Plus all the yearly wikimania sites. Do we want to add these? In which case they all follow the same url structure, so it would be easy to integrate them in the regex.

In the case of aa.wikimedia.org, we should probably change the "INVALID" label to "CLOSED". Will open a separate task for this.

@fdans : we should probably open tickets to refactor all regexes but we can do that at a later time. Since we have not had any requests ever for the wikimania sites , let's add the other two. Thanks for going through the list.
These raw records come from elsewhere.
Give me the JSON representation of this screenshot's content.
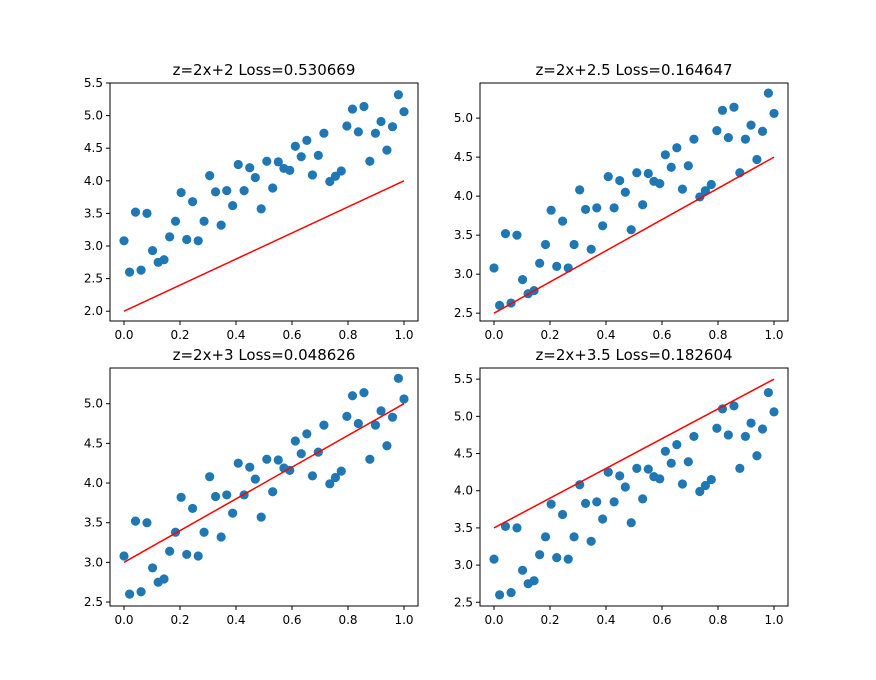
{
  "chart_data": [
    {
      "type": "scatter",
      "title": "z=2x+2 Loss=0.530669",
      "xlim": [
        -0.05,
        1.05
      ],
      "ylim": [
        1.85,
        5.5
      ],
      "xticks": [
        0.0,
        0.2,
        0.4,
        0.6,
        0.8,
        1.0
      ],
      "xtick_labels": [
        "0.0",
        "0.2",
        "0.4",
        "0.6",
        "0.8",
        "1.0"
      ],
      "yticks": [
        2.0,
        2.5,
        3.0,
        3.5,
        4.0,
        4.5,
        5.0,
        5.5
      ],
      "ytick_labels": [
        "2.0",
        "2.5",
        "3.0",
        "3.5",
        "4.0",
        "4.5",
        "5.0",
        "5.5"
      ],
      "line": {
        "x": [
          0,
          1
        ],
        "y": [
          2.0,
          4.0
        ],
        "color": "#ff0000"
      }
    },
    {
      "type": "scatter",
      "title": "z=2x+2.5 Loss=0.164647",
      "xlim": [
        -0.05,
        1.05
      ],
      "ylim": [
        2.4,
        5.45
      ],
      "xticks": [
        0.0,
        0.2,
        0.4,
        0.6,
        0.8,
        1.0
      ],
      "xtick_labels": [
        "0.0",
        "0.2",
        "0.4",
        "0.6",
        "0.8",
        "1.0"
      ],
      "yticks": [
        2.5,
        3.0,
        3.5,
        4.0,
        4.5,
        5.0
      ],
      "ytick_labels": [
        "2.5",
        "3.0",
        "3.5",
        "4.0",
        "4.5",
        "5.0"
      ],
      "line": {
        "x": [
          0,
          1
        ],
        "y": [
          2.5,
          4.5
        ],
        "color": "#ff0000"
      }
    },
    {
      "type": "scatter",
      "title": "z=2x+3 Loss=0.048626",
      "xlim": [
        -0.05,
        1.05
      ],
      "ylim": [
        2.45,
        5.45
      ],
      "xticks": [
        0.0,
        0.2,
        0.4,
        0.6,
        0.8,
        1.0
      ],
      "xtick_labels": [
        "0.0",
        "0.2",
        "0.4",
        "0.6",
        "0.8",
        "1.0"
      ],
      "yticks": [
        2.5,
        3.0,
        3.5,
        4.0,
        4.5,
        5.0
      ],
      "ytick_labels": [
        "2.5",
        "3.0",
        "3.5",
        "4.0",
        "4.5",
        "5.0"
      ],
      "line": {
        "x": [
          0,
          1
        ],
        "y": [
          3.0,
          5.0
        ],
        "color": "#ff0000"
      }
    },
    {
      "type": "scatter",
      "title": "z=2x+3.5 Loss=0.182604",
      "xlim": [
        -0.05,
        1.05
      ],
      "ylim": [
        2.45,
        5.65
      ],
      "xticks": [
        0.0,
        0.2,
        0.4,
        0.6,
        0.8,
        1.0
      ],
      "xtick_labels": [
        "0.0",
        "0.2",
        "0.4",
        "0.6",
        "0.8",
        "1.0"
      ],
      "yticks": [
        2.5,
        3.0,
        3.5,
        4.0,
        4.5,
        5.0,
        5.5
      ],
      "ytick_labels": [
        "2.5",
        "3.0",
        "3.5",
        "4.0",
        "4.5",
        "5.0",
        "5.5"
      ],
      "line": {
        "x": [
          0,
          1
        ],
        "y": [
          3.5,
          5.5
        ],
        "color": "#ff0000"
      }
    }
  ],
  "shared_points": {
    "x": [
      0.0,
      0.02,
      0.041,
      0.061,
      0.082,
      0.102,
      0.122,
      0.143,
      0.163,
      0.184,
      0.204,
      0.224,
      0.245,
      0.265,
      0.286,
      0.306,
      0.327,
      0.347,
      0.367,
      0.388,
      0.408,
      0.429,
      0.449,
      0.469,
      0.49,
      0.51,
      0.531,
      0.551,
      0.571,
      0.592,
      0.612,
      0.633,
      0.653,
      0.673,
      0.694,
      0.714,
      0.735,
      0.755,
      0.776,
      0.796,
      0.816,
      0.837,
      0.857,
      0.878,
      0.898,
      0.918,
      0.939,
      0.959,
      0.98,
      1.0
    ],
    "y": [
      3.08,
      2.6,
      3.52,
      2.63,
      3.5,
      2.93,
      2.75,
      2.79,
      3.14,
      3.38,
      3.82,
      3.1,
      3.68,
      3.08,
      3.38,
      4.08,
      3.83,
      3.32,
      3.85,
      3.62,
      4.25,
      3.85,
      4.2,
      4.05,
      3.57,
      4.3,
      3.89,
      4.29,
      4.19,
      4.16,
      4.53,
      4.37,
      4.62,
      4.09,
      4.39,
      4.73,
      3.99,
      4.07,
      4.15,
      4.84,
      5.1,
      4.75,
      5.14,
      4.3,
      4.73,
      4.91,
      4.47,
      4.83,
      5.32,
      5.06
    ],
    "color": "#1f77b4"
  }
}
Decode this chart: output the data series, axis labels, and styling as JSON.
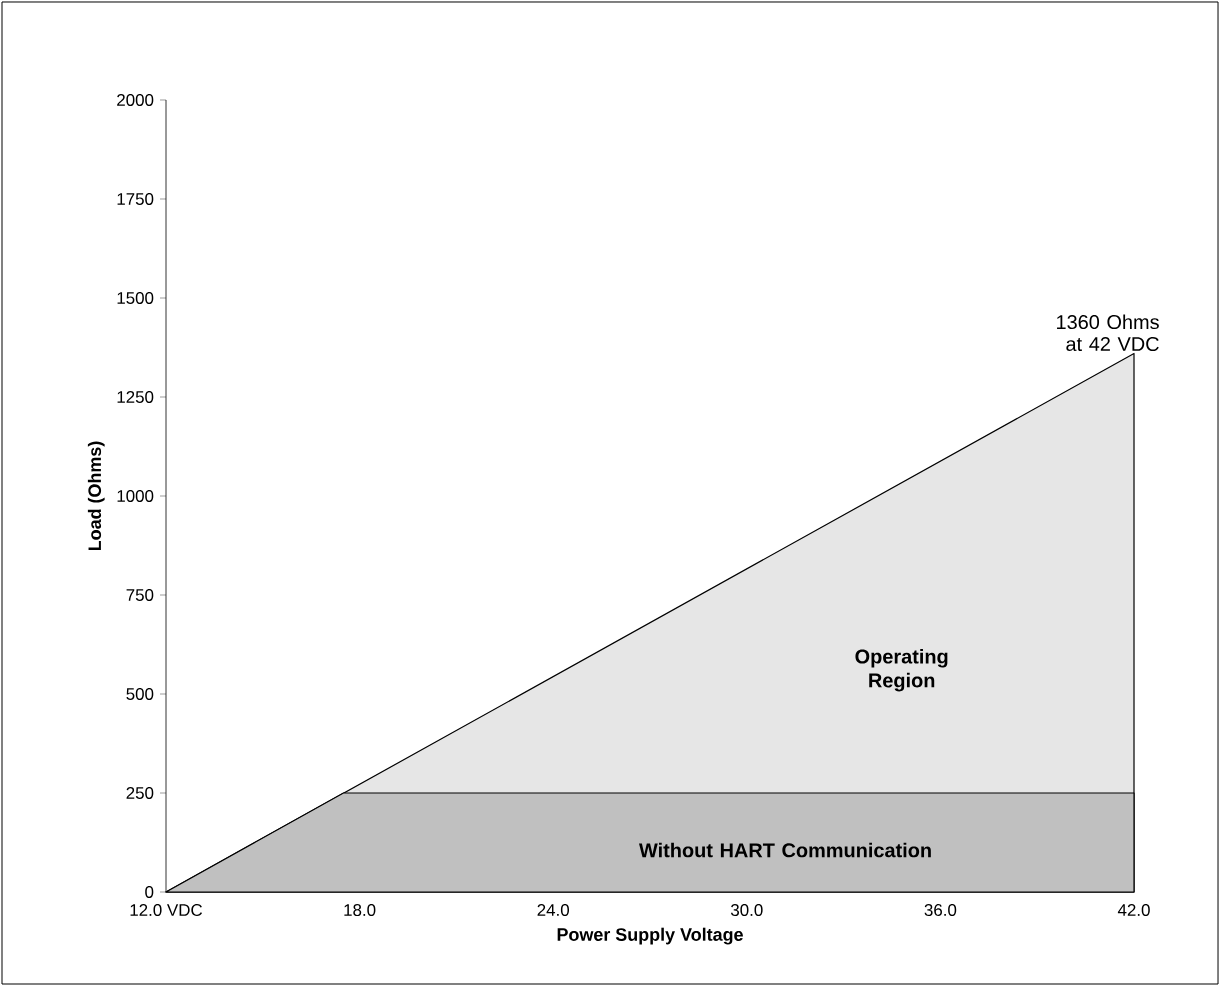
{
  "chart_data": {
    "type": "area",
    "xlabel": "Power Supply Voltage",
    "ylabel": "Load (Ohms)",
    "xlim": [
      12,
      42
    ],
    "ylim": [
      0,
      2000
    ],
    "xticks": [
      {
        "value": 12,
        "label": "12.0 VDC"
      },
      {
        "value": 18,
        "label": "18.0"
      },
      {
        "value": 24,
        "label": "24.0"
      },
      {
        "value": 30,
        "label": "30.0"
      },
      {
        "value": 36,
        "label": "36.0"
      },
      {
        "value": 42,
        "label": "42.0"
      }
    ],
    "yticks": [
      0,
      250,
      500,
      750,
      1000,
      1250,
      1500,
      1750,
      2000
    ],
    "series": [
      {
        "color": "#e6e6e6",
        "x": [
          12,
          42
        ],
        "values": [
          0,
          1360
        ]
      },
      {
        "color": "#c0c0c0",
        "x": [
          12,
          17.5,
          42
        ],
        "values": [
          0,
          250,
          250
        ]
      }
    ],
    "annotations": [
      {
        "text": "1360 Ohms at 42 VDC",
        "x": 42,
        "y": 1360
      },
      "Operating Region",
      "Without HART Communication"
    ]
  }
}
Change 456022 had a related patch set uploaded (by Fdans; owner: Fdans):
[analytics/refinery/source@master] Fix strategy and usability sites not being counted as pageviews

https://gerrit.wikimedia.org/r/456022

Change 456022 merged by Fdans:
[analytics/refinery/source@master] Add strategy, usability and advisory sites to pageview definition

https://gerrit.wikimedia.org/r/456022

usability data is still not showing on wikistats

I will live this ticket open until next month, we have started computing pageviews for usability.wikimedia and you can see there are pageviews available for the daily range here: https://wikimedia.org/api/rest_v1/metrics/pageviews/aggregate/strategy.wikimedia.org/all-access/user/daily/2018090100/2018091400

However, there is still not 1 month full of pageviews and, until that happens the wikistats UI (which agreggates monthly data for both pageviews and unique devices) will not work

mforns set the point value for this task to 5.Oct 8 2018, 4:03 PM

za.wiktionary.org , usability.wikimedia.org and aa.wikipedia.org are now selectable options on the drop-down menu, there is data (for pageviews) for the last month: https://stats.wikimedia.org/v2/#/usability.wikimedia.org/reading/total-page-views/normal|bar|3-Month|~total

https://stats.wikimedia.org/v2/#/za.wiktionary.org